Ask the Dentist: Some dental fun to relieve the pressure of lockdown

Practices are mostly closed due to Covid-19 so Lucy Stock, dentist at Gentle Dental Care in Belfast, has had time to take a lighter look at her profession's history

Close-up of a roll of dental floss – Robert Shepard made a floss rope to break of jail
Lucy Stock

BLUETOOTH is used every day but how many of you knew it had a toothy origin? Harald Gormsson was the King of Denmark and Norway in the 10th century AD. Harald was honoured with the nickname 'Blåtand,' which literally means blue tooth because he sported a dead tooth with a blue hue when he grinned.

The founders of bluetooth technology felt that Harald's ability to unite people in peaceful negotiations would be appropriate for a telecommunications technology.

In contrast, the Japanese prime minister Hideki Tojo was the so-called “architect of the war in the Pacific.” He was awaiting trial for war crimes after the Second World War with a serious case of tooth decay.

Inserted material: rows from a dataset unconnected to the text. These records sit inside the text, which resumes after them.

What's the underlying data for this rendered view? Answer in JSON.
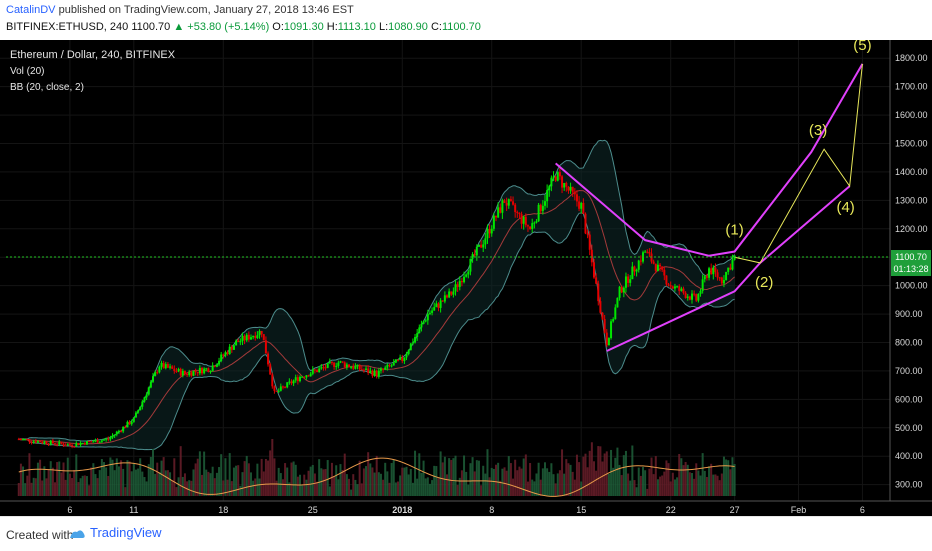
{
  "header": {
    "author": "CatalinDV",
    "published": " published on TradingView.com, January 27, 2018 13:46 EST",
    "symbol": "BITFINEX:ETHUSD, 240",
    "last": "1100.70",
    "change": "▲ +53.80 (+5.14%)",
    "o_label": "O:",
    "o": "1091.30",
    "h_label": "H:",
    "h": "1113.10",
    "l_label": "L:",
    "l": "1080.90",
    "c_label": "C:",
    "c": "1100.70"
  },
  "legend": {
    "title": "Ethereum / Dollar, 240, BITFINEX",
    "vol": "Vol (20)",
    "bb": "BB (20, close, 2)"
  },
  "price_box": {
    "price": "1100.70",
    "countdown": "01:13:28"
  },
  "footer": {
    "created": "Created with",
    "brand": "TradingView"
  },
  "colors": {
    "background": "#000000",
    "up": "#00e600",
    "down": "#e60000",
    "wave": "#e040fb",
    "projection": "#e8e85a",
    "price_line": "#22c322",
    "bb_band": "#4c8c8c",
    "vol_ma": "#e89a4a"
  },
  "chart_data": {
    "type": "candlestick",
    "title": "Ethereum / Dollar, 240, BITFINEX",
    "x_ticks": [
      "6",
      "11",
      "18",
      "25",
      "2018",
      "8",
      "15",
      "22",
      "27",
      "Feb",
      "6"
    ],
    "y_ticks": [
      "300.00",
      "400.00",
      "500.00",
      "600.00",
      "700.00",
      "800.00",
      "900.00",
      "1000.00",
      "1100.00",
      "1200.00",
      "1300.00",
      "1400.00",
      "1500.00",
      "1600.00",
      "1700.00",
      "1800.00"
    ],
    "ylim": [
      260,
      1850
    ],
    "current_price": 1100.7,
    "price_path": [
      {
        "date": "Dec 2",
        "price": 460
      },
      {
        "date": "Dec 6",
        "price": 440
      },
      {
        "date": "Dec 9",
        "price": 460
      },
      {
        "date": "Dec 11",
        "price": 530
      },
      {
        "date": "Dec 13",
        "price": 720
      },
      {
        "date": "Dec 15",
        "price": 690
      },
      {
        "date": "Dec 17",
        "price": 710
      },
      {
        "date": "Dec 19",
        "price": 800
      },
      {
        "date": "Dec 21",
        "price": 840
      },
      {
        "date": "Dec 22",
        "price": 620
      },
      {
        "date": "Dec 24",
        "price": 680
      },
      {
        "date": "Dec 27",
        "price": 730
      },
      {
        "date": "Dec 30",
        "price": 690
      },
      {
        "date": "Jan 1",
        "price": 740
      },
      {
        "date": "Jan 3",
        "price": 900
      },
      {
        "date": "Jan 5",
        "price": 980
      },
      {
        "date": "Jan 7",
        "price": 1130
      },
      {
        "date": "Jan 9",
        "price": 1300
      },
      {
        "date": "Jan 11",
        "price": 1200
      },
      {
        "date": "Jan 13",
        "price": 1390
      },
      {
        "date": "Jan 15",
        "price": 1280
      },
      {
        "date": "Jan 17",
        "price": 800
      },
      {
        "date": "Jan 18",
        "price": 980
      },
      {
        "date": "Jan 20",
        "price": 1120
      },
      {
        "date": "Jan 22",
        "price": 1000
      },
      {
        "date": "Jan 24",
        "price": 950
      },
      {
        "date": "Jan 25",
        "price": 1060
      },
      {
        "date": "Jan 26",
        "price": 1020
      },
      {
        "date": "Jan 27",
        "price": 1100
      }
    ],
    "volume_ma_note": "",
    "wave_lines": [
      {
        "name": "",
        "points": [
          {
            "date": "Jan 13",
            "price": 1430
          },
          {
            "date": "Jan 20",
            "price": 1160
          },
          {
            "date": "Jan 25",
            "price": 1105
          },
          {
            "date": "Jan 27",
            "price": 1120
          },
          {
            "date": "Feb 2",
            "price": 1470
          },
          {
            "date": "Feb 6",
            "price": 1780
          }
        ]
      },
      {
        "name": "",
        "points": [
          {
            "date": "Jan 17",
            "price": 770
          },
          {
            "date": "Jan 27",
            "price": 980
          },
          {
            "date": "Jan 29",
            "price": 1080
          },
          {
            "date": "Feb 5",
            "price": 1350
          }
        ]
      }
    ],
    "projection_points": [
      {
        "label": "(1)",
        "date": "Jan 27",
        "price": 1130
      },
      {
        "label": "(2)",
        "date": "Jan 29",
        "price": 1080
      },
      {
        "label": "(3)",
        "date": "Feb 3",
        "price": 1480
      },
      {
        "label": "(4)",
        "date": "Feb 5",
        "price": 1350
      },
      {
        "label": "(5)",
        "date": "Feb 6",
        "price": 1780
      }
    ]
  }
}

Tojo requested new false teeth so that he could speak at his trial and an American dentist was appointed to deliver said teeth.

A plan was hatched to inscribe “Remember Pearl Harbour” on the dentures, but not wanting to be too obvious, the dentist inscribed the message using Morse code on the top set. Eventually the rumour got out and the message had to be hastily drilled off before the dentist got into trouble.

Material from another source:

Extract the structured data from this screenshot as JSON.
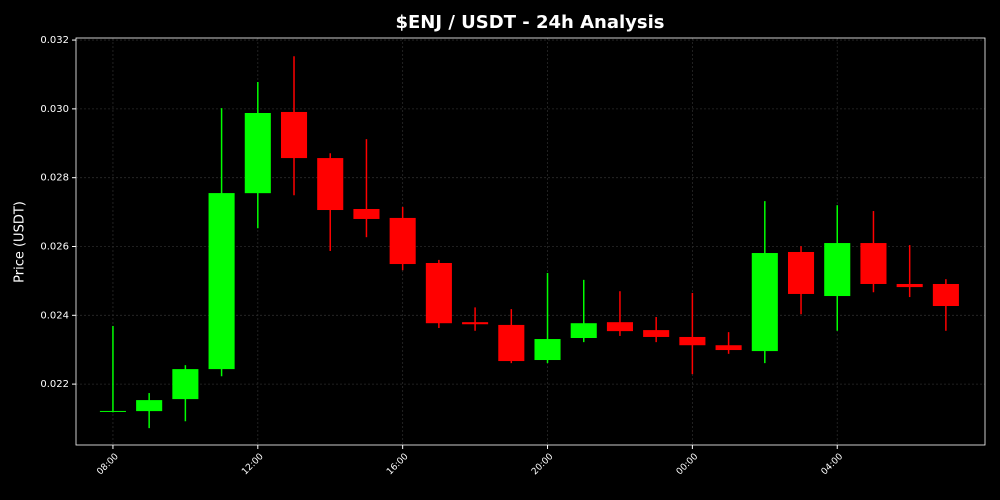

In the 1860s American Civil War it was mandatory for soldiers to have at least four upper and four lower front teeth so that they could bite off the end of the powder cartridges used with the rifles of the times. Soldiers who weren't so keen on fighting decided that removing their front teeth was a better option than the front line.

In 1994 an inmate in a West Virginia prison named Robert Shepard made a unique prison break. He braided dental floss into a rope as thick as a telephone cord and used it to scale an 18-foot wall. The prison guards scratched their heads trying to work out how he managed to acquire so much floss and sale of floss in the prison was duly suspended.

As most of the dental practices are now mainly closed except for emergencies you might want to try out a100-year-old technique to cure tooth decay – boiling dogs teeth in wine. Failing that, drinking the wine will have more effect. Hands off dogs!